Under the relevant planning scheme, a shopping centre was an undefined use, and a shopping centre proposal would have fallen under the description of “other use where not defined impact assessable”.

With respect to public notification, the Applicant contended that the public notification did not identify the nature, scale and density of the development for which approval was sought, or the eventual use of the site as a shopping centre.

With respect to the lapsing issue, the Applicant argued that because the land was on the Environmental Management Register maintained under the Environmental Protection Act 1994, the development application for a preliminary approval required referral to the DEHP as a concurrence agency. Because the development application was not referred to the DEHP, and none of the opportunities to rectify the failure provided for under the SPA had been taken, the Applicant contended that the development application had lapsed pursuant to s. 272 of the SPA and the preliminary approval was accordingly invalid and of no effect.

The Second Respondent had also failed to originally refer the development application for a development permit to the DEHP. However, after it was served with the Originating Application (before the development application was approved), it sought to rectify the oversight by providing notification of a missed referral agency pursuant to s. 357 of the SPA and delivering a copy of the development application to the DEHP.

Decision: The Court held, that:

While the public notices did not specifically refer to the land being developed as a shopping centre, it was made abundantly clear that a significant commercial development was to be carried out over the site. The substantive change in the intended use of the land and the scale of the proposed development together with the reference to the full application being able to be viewed at the offices of the Second Respondent provided sufficient basic information to inform and motivate any interested persons. 

The development application for preliminary approval was required to be referred to the DEHP and it was an unavoidable conclusion that the application had lapsed.

Whether an act done (or a failure to do an act) in breach of a legislative provision resulted in invalidity was to be determined from the construction of the relevant statute. In addition, in cases involving referral / concurrence agencies, it would also be necessary to enquire whether the broader public interests might have been prejudiced by the non-compliance. While the powers of the Court must be exercised judicially, provisions such as s. 440 of the SPA should be given their full effect and not be unnecessarily read down.

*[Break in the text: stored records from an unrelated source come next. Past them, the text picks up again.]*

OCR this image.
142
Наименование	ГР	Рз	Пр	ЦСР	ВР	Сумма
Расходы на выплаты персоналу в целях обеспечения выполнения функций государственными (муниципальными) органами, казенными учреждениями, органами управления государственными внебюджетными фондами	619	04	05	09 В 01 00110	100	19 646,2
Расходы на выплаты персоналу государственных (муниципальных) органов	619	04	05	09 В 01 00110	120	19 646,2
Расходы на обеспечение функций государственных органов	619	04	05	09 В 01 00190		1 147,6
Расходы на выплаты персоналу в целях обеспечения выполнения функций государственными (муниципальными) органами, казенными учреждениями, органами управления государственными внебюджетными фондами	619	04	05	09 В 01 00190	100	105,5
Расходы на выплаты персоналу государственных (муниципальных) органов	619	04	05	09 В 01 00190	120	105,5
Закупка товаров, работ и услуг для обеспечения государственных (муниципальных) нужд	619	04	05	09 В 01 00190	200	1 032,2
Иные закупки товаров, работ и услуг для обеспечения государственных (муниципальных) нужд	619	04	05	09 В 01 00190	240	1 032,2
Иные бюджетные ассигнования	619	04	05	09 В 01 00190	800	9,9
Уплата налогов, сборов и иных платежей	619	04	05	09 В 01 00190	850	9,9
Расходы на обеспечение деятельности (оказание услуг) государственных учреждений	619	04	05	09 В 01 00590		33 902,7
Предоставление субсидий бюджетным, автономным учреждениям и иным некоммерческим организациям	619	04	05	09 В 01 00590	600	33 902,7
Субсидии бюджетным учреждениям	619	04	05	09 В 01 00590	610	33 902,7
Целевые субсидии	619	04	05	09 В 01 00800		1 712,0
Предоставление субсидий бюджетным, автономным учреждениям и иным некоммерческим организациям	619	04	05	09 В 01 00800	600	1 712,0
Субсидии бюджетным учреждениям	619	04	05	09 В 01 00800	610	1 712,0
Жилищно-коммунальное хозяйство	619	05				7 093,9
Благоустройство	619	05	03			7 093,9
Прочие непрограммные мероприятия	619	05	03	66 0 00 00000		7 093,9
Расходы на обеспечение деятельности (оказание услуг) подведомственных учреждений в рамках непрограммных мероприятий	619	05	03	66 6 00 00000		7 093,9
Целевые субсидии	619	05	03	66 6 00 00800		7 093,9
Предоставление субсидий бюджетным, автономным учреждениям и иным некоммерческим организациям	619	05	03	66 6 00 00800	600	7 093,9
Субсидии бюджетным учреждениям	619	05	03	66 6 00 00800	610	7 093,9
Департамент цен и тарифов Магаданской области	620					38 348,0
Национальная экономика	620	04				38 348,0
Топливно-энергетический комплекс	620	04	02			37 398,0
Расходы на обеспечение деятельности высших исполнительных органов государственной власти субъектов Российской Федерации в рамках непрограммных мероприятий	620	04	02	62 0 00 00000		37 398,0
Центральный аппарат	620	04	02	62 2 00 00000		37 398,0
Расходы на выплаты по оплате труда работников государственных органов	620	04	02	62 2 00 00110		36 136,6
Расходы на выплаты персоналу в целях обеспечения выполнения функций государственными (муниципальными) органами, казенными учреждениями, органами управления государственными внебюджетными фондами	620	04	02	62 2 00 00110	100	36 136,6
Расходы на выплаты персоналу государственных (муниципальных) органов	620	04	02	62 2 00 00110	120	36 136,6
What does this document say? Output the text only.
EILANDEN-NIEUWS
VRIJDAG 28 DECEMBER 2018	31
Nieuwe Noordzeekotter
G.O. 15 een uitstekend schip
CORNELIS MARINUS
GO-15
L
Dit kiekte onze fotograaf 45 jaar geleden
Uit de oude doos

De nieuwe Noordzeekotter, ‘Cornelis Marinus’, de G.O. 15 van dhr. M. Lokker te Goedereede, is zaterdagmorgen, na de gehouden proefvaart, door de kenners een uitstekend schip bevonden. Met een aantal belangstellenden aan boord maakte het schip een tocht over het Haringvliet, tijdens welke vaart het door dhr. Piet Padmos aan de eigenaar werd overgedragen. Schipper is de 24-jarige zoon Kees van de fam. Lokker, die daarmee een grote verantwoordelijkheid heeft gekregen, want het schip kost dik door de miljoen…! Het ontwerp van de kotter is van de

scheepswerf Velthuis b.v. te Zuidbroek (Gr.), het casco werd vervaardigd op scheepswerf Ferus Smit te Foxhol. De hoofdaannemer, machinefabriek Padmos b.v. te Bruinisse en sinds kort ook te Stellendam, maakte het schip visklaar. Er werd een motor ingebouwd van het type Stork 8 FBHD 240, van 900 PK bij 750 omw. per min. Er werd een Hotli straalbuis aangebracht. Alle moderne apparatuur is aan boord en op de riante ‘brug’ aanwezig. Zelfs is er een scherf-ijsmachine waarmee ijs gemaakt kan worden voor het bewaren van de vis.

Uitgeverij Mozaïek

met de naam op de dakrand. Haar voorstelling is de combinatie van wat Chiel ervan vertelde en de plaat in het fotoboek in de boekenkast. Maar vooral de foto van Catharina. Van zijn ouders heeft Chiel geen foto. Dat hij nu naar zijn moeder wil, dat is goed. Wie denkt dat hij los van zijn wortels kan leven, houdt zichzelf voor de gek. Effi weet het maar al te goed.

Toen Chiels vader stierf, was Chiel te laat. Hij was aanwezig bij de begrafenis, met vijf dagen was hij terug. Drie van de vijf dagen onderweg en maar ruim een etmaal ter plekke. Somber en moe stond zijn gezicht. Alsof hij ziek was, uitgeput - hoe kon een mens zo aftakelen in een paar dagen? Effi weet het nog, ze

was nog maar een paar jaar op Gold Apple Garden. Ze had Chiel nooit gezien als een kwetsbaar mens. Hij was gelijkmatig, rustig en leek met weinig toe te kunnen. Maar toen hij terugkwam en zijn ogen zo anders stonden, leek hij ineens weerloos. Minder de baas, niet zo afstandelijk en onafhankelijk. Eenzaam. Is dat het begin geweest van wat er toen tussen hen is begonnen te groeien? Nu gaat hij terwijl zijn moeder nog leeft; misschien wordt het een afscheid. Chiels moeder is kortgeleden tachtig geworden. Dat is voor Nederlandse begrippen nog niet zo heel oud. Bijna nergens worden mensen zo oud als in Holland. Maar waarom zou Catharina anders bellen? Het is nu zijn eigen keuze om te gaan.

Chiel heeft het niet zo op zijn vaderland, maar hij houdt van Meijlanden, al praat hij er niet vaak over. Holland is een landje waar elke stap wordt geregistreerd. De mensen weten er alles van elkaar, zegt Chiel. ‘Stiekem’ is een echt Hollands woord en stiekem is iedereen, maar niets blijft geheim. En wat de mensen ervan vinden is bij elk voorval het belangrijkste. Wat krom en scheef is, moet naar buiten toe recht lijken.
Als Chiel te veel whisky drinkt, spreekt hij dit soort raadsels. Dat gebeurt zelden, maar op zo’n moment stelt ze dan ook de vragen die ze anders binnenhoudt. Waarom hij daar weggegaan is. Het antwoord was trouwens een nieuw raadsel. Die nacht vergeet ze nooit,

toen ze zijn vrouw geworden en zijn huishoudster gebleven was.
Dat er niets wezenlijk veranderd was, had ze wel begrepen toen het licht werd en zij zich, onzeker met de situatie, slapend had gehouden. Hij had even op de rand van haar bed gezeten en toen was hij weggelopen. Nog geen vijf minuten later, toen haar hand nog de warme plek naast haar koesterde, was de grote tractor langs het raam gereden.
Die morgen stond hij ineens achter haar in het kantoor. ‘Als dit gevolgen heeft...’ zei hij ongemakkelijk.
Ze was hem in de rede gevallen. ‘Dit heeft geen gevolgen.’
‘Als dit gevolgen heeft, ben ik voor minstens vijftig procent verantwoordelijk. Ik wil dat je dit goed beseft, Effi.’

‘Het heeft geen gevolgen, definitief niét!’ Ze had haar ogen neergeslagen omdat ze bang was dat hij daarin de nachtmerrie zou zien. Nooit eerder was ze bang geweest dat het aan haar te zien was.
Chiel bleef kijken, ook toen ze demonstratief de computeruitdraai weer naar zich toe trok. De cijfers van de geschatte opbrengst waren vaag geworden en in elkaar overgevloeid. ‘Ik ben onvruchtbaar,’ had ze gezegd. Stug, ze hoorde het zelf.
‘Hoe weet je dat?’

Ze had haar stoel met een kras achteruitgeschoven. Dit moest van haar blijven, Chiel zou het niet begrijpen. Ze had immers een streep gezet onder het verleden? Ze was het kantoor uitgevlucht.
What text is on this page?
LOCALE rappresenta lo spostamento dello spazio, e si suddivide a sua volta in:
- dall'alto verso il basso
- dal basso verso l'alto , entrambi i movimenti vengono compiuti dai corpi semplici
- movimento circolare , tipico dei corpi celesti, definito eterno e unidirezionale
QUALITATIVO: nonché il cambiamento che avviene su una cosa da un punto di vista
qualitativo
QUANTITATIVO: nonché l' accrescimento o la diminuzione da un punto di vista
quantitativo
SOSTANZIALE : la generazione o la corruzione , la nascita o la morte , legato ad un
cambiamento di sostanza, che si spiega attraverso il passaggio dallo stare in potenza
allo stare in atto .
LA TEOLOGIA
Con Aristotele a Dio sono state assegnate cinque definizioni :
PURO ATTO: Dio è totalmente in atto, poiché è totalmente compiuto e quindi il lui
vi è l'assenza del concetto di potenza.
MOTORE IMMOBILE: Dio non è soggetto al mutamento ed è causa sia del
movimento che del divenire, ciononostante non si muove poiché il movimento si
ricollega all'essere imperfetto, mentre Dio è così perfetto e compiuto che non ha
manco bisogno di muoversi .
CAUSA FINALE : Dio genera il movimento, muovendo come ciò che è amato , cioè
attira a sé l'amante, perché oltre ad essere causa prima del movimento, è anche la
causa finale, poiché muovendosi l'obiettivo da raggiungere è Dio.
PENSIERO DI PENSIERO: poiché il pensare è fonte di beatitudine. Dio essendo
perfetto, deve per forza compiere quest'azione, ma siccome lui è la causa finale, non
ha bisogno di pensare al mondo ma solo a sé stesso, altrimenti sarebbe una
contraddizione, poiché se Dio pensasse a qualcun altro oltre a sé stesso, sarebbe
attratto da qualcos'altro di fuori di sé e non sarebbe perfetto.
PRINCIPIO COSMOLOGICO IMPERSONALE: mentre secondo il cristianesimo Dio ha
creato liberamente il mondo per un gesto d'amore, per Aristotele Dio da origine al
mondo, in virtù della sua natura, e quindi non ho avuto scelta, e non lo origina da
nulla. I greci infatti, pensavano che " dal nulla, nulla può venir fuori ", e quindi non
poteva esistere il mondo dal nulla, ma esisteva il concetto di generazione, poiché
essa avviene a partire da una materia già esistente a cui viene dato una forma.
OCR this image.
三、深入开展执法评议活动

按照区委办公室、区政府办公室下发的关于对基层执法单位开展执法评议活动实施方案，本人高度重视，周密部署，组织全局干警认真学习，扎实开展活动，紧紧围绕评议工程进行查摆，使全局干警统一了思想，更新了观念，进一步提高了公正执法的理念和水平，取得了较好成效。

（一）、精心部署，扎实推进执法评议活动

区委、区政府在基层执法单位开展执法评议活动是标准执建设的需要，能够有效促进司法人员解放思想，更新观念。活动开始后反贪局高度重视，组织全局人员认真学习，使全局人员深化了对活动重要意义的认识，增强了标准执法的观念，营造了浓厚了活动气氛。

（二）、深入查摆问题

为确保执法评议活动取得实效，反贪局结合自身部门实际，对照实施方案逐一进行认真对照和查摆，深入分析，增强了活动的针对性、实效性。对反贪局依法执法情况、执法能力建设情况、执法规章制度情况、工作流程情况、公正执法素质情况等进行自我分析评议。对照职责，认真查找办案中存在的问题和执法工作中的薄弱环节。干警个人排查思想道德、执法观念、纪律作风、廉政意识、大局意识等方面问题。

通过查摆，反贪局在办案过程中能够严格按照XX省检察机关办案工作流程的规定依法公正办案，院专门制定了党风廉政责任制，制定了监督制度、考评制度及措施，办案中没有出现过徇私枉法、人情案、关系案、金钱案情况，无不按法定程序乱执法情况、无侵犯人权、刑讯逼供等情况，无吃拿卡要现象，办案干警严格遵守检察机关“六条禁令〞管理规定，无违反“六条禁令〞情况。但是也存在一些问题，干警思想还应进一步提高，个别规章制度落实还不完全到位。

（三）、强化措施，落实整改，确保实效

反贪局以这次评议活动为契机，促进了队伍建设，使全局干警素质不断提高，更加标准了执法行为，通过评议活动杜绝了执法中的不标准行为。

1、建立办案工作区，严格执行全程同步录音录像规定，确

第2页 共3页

It was appropriate to exercise the excusatory discretion given under s. 440 of the SPA in the favour of the Second Respondent. It was not a case where the Second Respondent had acted in a deceitful or even reckless manner. It relied, reasonably, on the advice of the town planners retained by it. The application was supported by the authority charged with the responsibility of orderly development within its local government area. Further, no genuine prejudice had been caused to the Applicant and there was no evidence of prejudice to the DEHP or the public. To require the approval to effectively start again would unnecessarily cause the Second Respondent additional costs and delay in the provision of services and amenities for which a demonstrated need had been shown to exist.